During her reading, Peters learned about stag dances, an 18th and 19th-century US tradition where outposts of isolated men would throw parties with a select few acting as women for the night, signified via a triangle cloth placed over their crotch.
"It seemed like such a funny, potent symbol," she says. "'One of us is a woman, so we just cut some brown fabric and put it over our crotch' — the most on-the-nose, over-simplified thing that you can imagine.
Stag Dance's protagonist is Babe Bunyon — a strong, burly beast of a man who surprises everyone, including himself, by volunteering for an "ersatz twat". It's never quite explained why Babe wants to be a "skooch" (sexy lady) for the night.
Instead, it's an "unwanted yearning" that arrives and never leaves, though Babe regularly describes his "uncommon size and strength" as a source of agony, lamenting his giant feet and strongman muscles.
"He probably does not see himself very clearly," Peters says. "The ways he insults himself are quite extreme — he says things like, 'You could set a beer glass on my brow shelf,' which is a particular site of anxiety for trans women. So, suddenly, I started lending him my insecurities, things that I actually would never say to anybody."
We, in the 21st century, might read Babe as a trans woman experiencing dysmorphia, but he lacks that language — a gift to Peters, who says that these terms, while useful to explain trans experience, are somewhat emotionally "ossified" from overuse.
"With the brow, you're like, 'That's preposterous, you're dysmorphic,'" Peters says. "But he would never use a word like that.
"And trying to have a logger say it without any of the modern language, I rediscovered things that I found pretty magical about the trans experience."
Where writing academically about an experience can "deaden" it, she says, resisting that language frees up space to focus on the feelings associated with that experience, instead.
At the same time, Peters notes that only a few figures across Stag Dance's four genre-spanning stories — including the apocalyptic Infect Your Friends and Loved Ones, teen love story The Chaser, and sexual thriller The Masker — identify as trans.
Babe and most of the other characters fall into what Peters calls the "weird gender feelings" category. More broadly, they all experience some disconnect between how they appear to the world and how they feel inside, something Peters says almost everyone can relate to.

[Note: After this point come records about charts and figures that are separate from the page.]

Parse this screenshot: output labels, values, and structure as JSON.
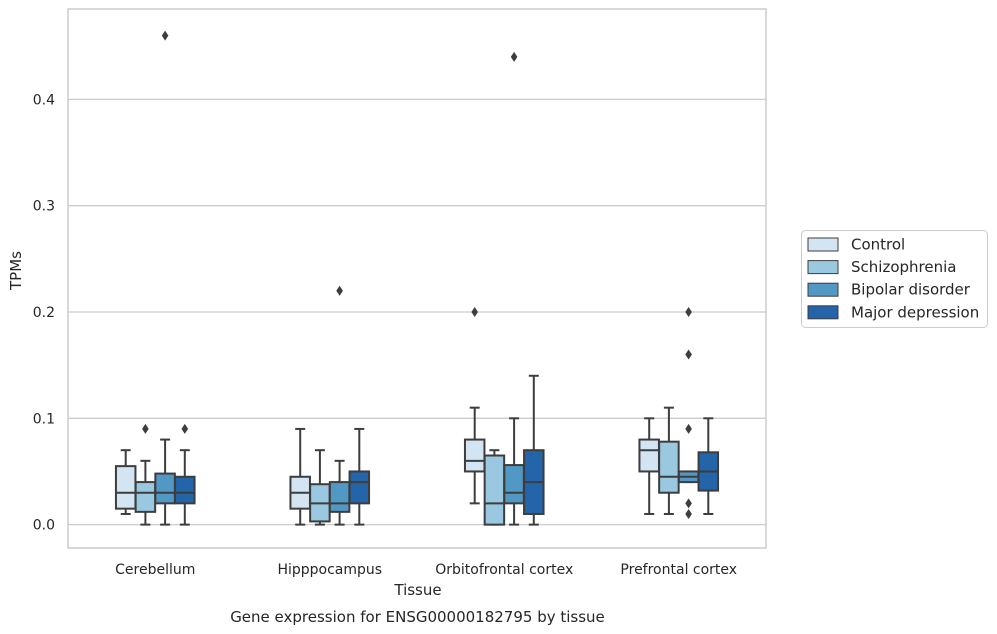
{
  "caption": "Gene expression for ENSG00000182795 by tissue",
  "chart_data": {
    "type": "box",
    "xlabel": "Tissue",
    "ylabel": "TPMs",
    "ylim": [
      -0.022,
      0.485
    ],
    "yticks": [
      0.0,
      0.1,
      0.2,
      0.3,
      0.4
    ],
    "ytick_labels": [
      "0.0",
      "0.1",
      "0.2",
      "0.3",
      "0.4"
    ],
    "grid": "horizontal",
    "legend_position": "right",
    "categories": [
      "Cerebellum",
      "Hipppocampus",
      "Orbitofrontal cortex",
      "Prefrontal cortex"
    ],
    "series": [
      {
        "name": "Control",
        "color": "#d3e4f3",
        "boxes": [
          {
            "whislo": 0.01,
            "q1": 0.015,
            "med": 0.03,
            "q3": 0.055,
            "whishi": 0.07,
            "fliers": []
          },
          {
            "whislo": 0.0,
            "q1": 0.015,
            "med": 0.03,
            "q3": 0.045,
            "whishi": 0.09,
            "fliers": []
          },
          {
            "whislo": 0.02,
            "q1": 0.05,
            "med": 0.06,
            "q3": 0.08,
            "whishi": 0.11,
            "fliers": [
              0.2
            ]
          },
          {
            "whislo": 0.01,
            "q1": 0.05,
            "med": 0.07,
            "q3": 0.08,
            "whishi": 0.1,
            "fliers": []
          }
        ]
      },
      {
        "name": "Schizophrenia",
        "color": "#9ac8e0",
        "boxes": [
          {
            "whislo": 0.0,
            "q1": 0.012,
            "med": 0.03,
            "q3": 0.04,
            "whishi": 0.06,
            "fliers": [
              0.09
            ]
          },
          {
            "whislo": 0.0,
            "q1": 0.003,
            "med": 0.02,
            "q3": 0.038,
            "whishi": 0.07,
            "fliers": []
          },
          {
            "whislo": 0.0,
            "q1": 0.0,
            "med": 0.02,
            "q3": 0.065,
            "whishi": 0.07,
            "fliers": []
          },
          {
            "whislo": 0.01,
            "q1": 0.03,
            "med": 0.045,
            "q3": 0.078,
            "whishi": 0.11,
            "fliers": []
          }
        ]
      },
      {
        "name": "Bipolar disorder",
        "color": "#5198c5",
        "boxes": [
          {
            "whislo": 0.0,
            "q1": 0.02,
            "med": 0.03,
            "q3": 0.048,
            "whishi": 0.08,
            "fliers": [
              0.46
            ]
          },
          {
            "whislo": 0.0,
            "q1": 0.012,
            "med": 0.02,
            "q3": 0.04,
            "whishi": 0.06,
            "fliers": [
              0.22
            ]
          },
          {
            "whislo": 0.0,
            "q1": 0.02,
            "med": 0.03,
            "q3": 0.056,
            "whishi": 0.1,
            "fliers": [
              0.44
            ]
          },
          {
            "whislo": 0.04,
            "q1": 0.04,
            "med": 0.045,
            "q3": 0.05,
            "whishi": 0.05,
            "fliers": [
              0.09,
              0.16,
              0.2,
              0.02,
              0.01
            ]
          }
        ]
      },
      {
        "name": "Major depression",
        "color": "#2464a8",
        "boxes": [
          {
            "whislo": 0.0,
            "q1": 0.02,
            "med": 0.03,
            "q3": 0.045,
            "whishi": 0.07,
            "fliers": [
              0.09
            ]
          },
          {
            "whislo": 0.0,
            "q1": 0.02,
            "med": 0.04,
            "q3": 0.05,
            "whishi": 0.09,
            "fliers": []
          },
          {
            "whislo": 0.0,
            "q1": 0.01,
            "med": 0.04,
            "q3": 0.07,
            "whishi": 0.14,
            "fliers": []
          },
          {
            "whislo": 0.01,
            "q1": 0.032,
            "med": 0.05,
            "q3": 0.068,
            "whishi": 0.1,
            "fliers": []
          }
        ]
      }
    ]
  }
}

"It's highlighted in trans people, but that's more a result of our society," she says. "It exists in cis people [too]."
Stag Dance arrives in a much different political climate in the US from Detransition, Baby. Some of the second Trump administration's first executive orders removed hard-earned trans support and rights, including the ability to have a different gender from that assigned at birth on a passport, as well as funds supporting trans youth or any program that "promotes gender ideology".
When asked if she worries that the political climate will halt trans literature's mainstream success, Peters is adamant it won't. She points towards those 20 books she mentioned earlier, including works by Rose Dommu, Tommy Dorfman, Harron Walker and Emily St. James.
"Although this era is bad, we have more of a voice than we've ever had before," she says.
"And I think our stories are better, our art is better, our worldview is more joyous and compelling. I think we have a better time. I think we throw better parties and, if people get a chance to see that, I think they're gonna like what we're doing."
Torrey Peters' Stag Dance is out now.